There’s a Gumby cartoon that has stuck with me over the decades. It’s called “The Small Planets.”
Gumby decides that he’s sick of being bossed around, told to do this chore and that chore, so he hops into a book about planets, dons a spacesuit, and speeds off in a flying saucer to the asteroid belt in search of a new home. His pony pal Pokey accompanies him. While Gumby extols their new freedoms, Pokey sounds notes of caution and hesitancy. He likes the Earth, he explains, and feared loneliness. No! Gumby insists. We’ll be free!
They hop around from asteroid to asteroid, but find each of them already inhabited by another child. The first kid has a ridable toy train set, with tracks covering the entire small world. He tells Gumby that he left home so that he wouldn’t have to share his train set and to get away from “people like you!” He then fires a rocket at Gumby’s spaceship as it flies off.

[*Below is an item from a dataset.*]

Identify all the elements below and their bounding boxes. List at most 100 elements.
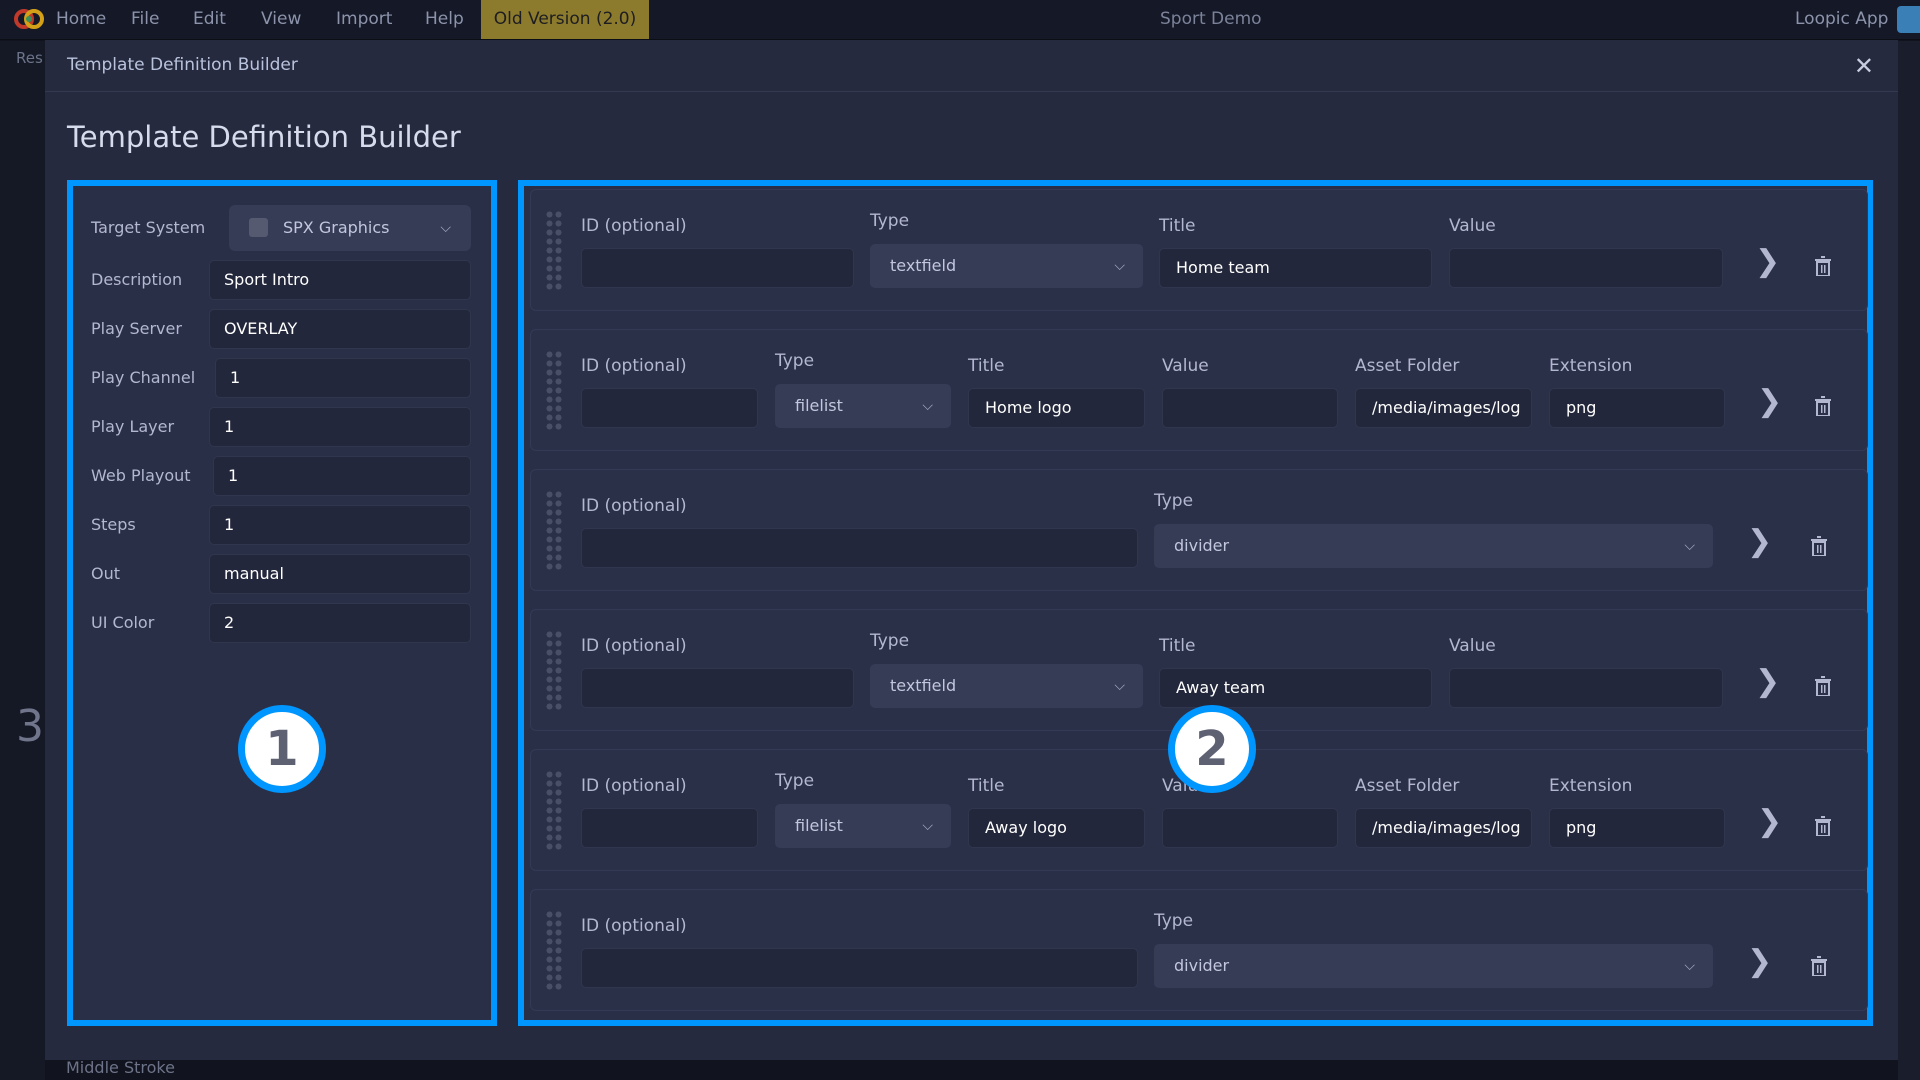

The second asteroid they land on has lots of craters. Pokey finds, to his horror, that each is filled with a dinosaur-looking monster. He and Gumby flee back to the spaceship and take off. The “monster” turns out to be a little girl with a fondness for frightening people. She laments, however, that no one stays to play with her.
They fare no better on the third and final asteroid. At first, Gumby and Pokey think they have the place to themselves. But then they hear music. They walk around and find a boy playing the piano. It’s an outer worldly piece. Gustav Holst meets Bernard Herrmann. Then Pokey sneezes and the young maestro Loses It. “Who sneezed in my arpeggio? My beautiful arpeggio ruined!” After Gumby apologizes for the intrusion, the kid goes lycanthropic on their asses, sprouting fangs and pointed ears, and tells the intruders “I never want to see you again! BEAT IT!”
Humbled by his travels, Gumby heads back to Earth, much to Pokey’s relief. He admits that he’s looking forward to returning home and even doing the chores he once dubbed as “slavery.”
Like most Gumby cartoons, the message, though cleverly delivered, is hardly subtle. To be a good kid, one must (a) share, (b) not act anti-social, and (c) not behave like a freak. To be sure, I can think of at least one noted musician who is notorious for going off during performances when someone sneezes (or coughs) in their arpeggios, but that’s neither here nor there.
For me, the cartoon epitomizes the idea that no person is an island: we’re all in this together. So this Gumby short always comes to mind whenever faced by behavior antithetical to that simple notion. This would include Indiana’s descent into insanity. Governor Mike Pence insists that the law he just signed protects “religious freedom” and that it does not target the LGBT community. That known homophobes stood around him while he signed it and that he also has a long history of opposing LGBT civil rights, like repealing Don’t Ask Don’t Tell, supposedly mean nothing. Or so he would like us to think.
Governor Pence, and the wackos in the Indiana state legislature who voted for this outrageous law, need to put down their turgid Ayn Rand novels and go watch “The Small Planets.” Watch it again and again if necessary, until the message sinks in. And if that doesn’t work, then go find yourselves a spaceship and take off. Find an nice, lonely asteroid where you all can reside, away from all those pesky people whose mere existence causes you such sturm and drang. And then the rest of us can stay here on Earth, together and in peace.